Re-evaluating Group Robustness via Adaptive Class-Specific Scaling
Seonguk Seo, Bohyung Han
TL;DR
This work tackles the persistent trade-off between robust (group-wise) and average accuracies in group robustness methods. It introduces a training-free class-specific scaling as a post-processing step to control this trade-off, and extends it with instance-wise scaling that leverages feature clusters for per-example adjustments. A novel robust coverage metric is proposed to quantify the trade-off along the Pareto frontier, enabling a unified evaluation across methods. Empirical results across computer vision and NLP benchmarks show that simple RS/IRS can match or outperform several debiasing approaches with negligible training overhead, highlighting the potential of post-processing avenues for robust fairness.

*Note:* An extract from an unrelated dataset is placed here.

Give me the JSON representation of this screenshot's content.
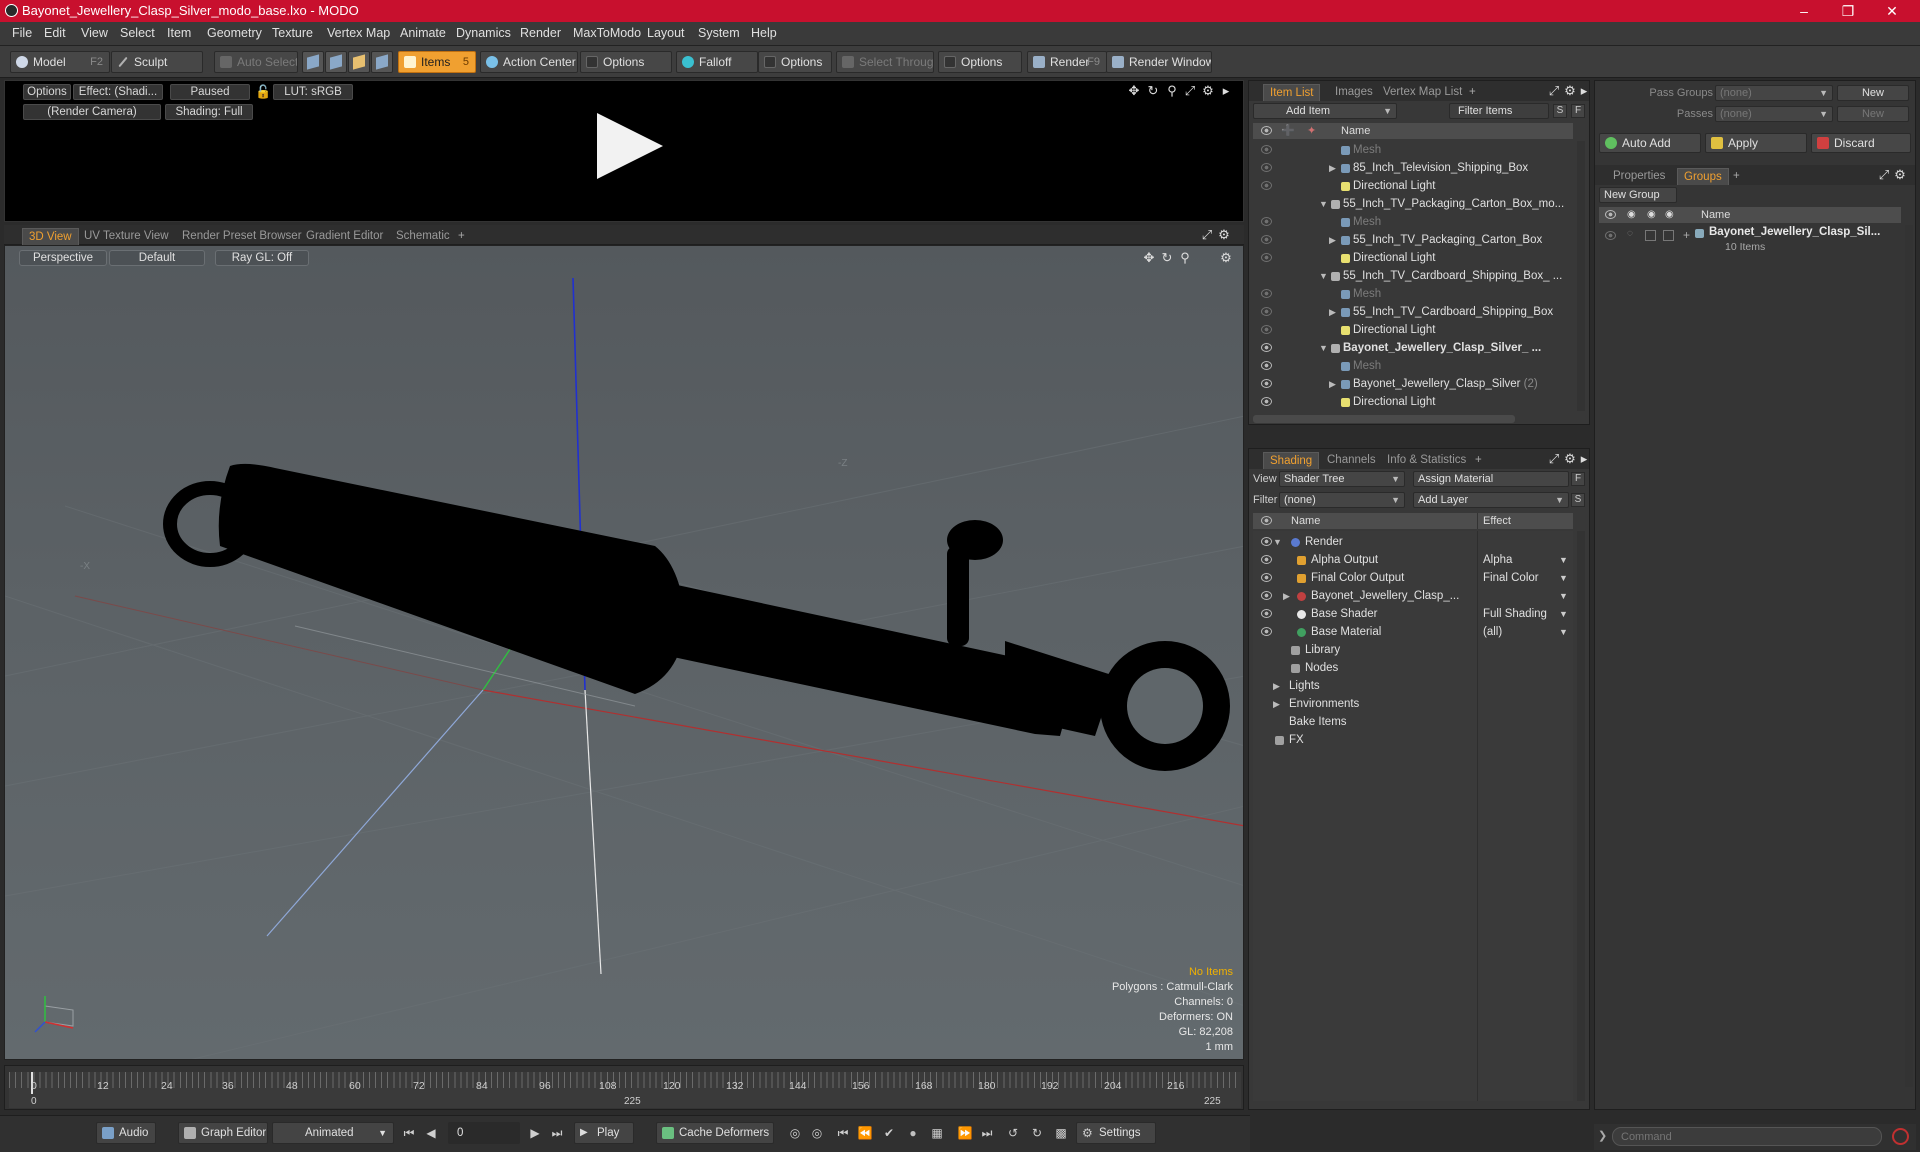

The framework provides practical guidance for selecting desirable performance points and offers insight into the behavior of existing debiasing techniques beyond robust accuracy alone.
Abstract
Group distributionally robust optimization, which aims to improve robust accuracies -- worst-group and unbiased accuracies -- is a prominent algorithm used to mitigate spurious correlations and address dataset bias. Although existing approaches have reported improvements in robust accuracies, these gains often come at the cost of average accuracy due to inherent trade-offs. To control this trade-off flexibly and efficiently, we propose a simple class-specific scaling strategy, directly applicable to existing debiasing algorithms with no additional training. We further develop an instance-wise adaptive scaling technique to alleviate this trade-off, even leading to improvements in both robust and average accuracies. Our approach reveals that a naïve ERM baseline matches or even outperforms the recent debiasing methods by simply adopting the class-specific scaling technique. Additionally, we introduce a novel unified metric that quantifies the trade-off between the two accuracies as a scalar value, allowing for a comprehensive evaluation of existing algorithms. By tackling the inherent trade-off and offering a performance landscape, our approach provides valuable insights into robust techniques beyond just robust accuracy. We validate the effectiveness of our framework through experiments across datasets in computer vision and natural language processing domains.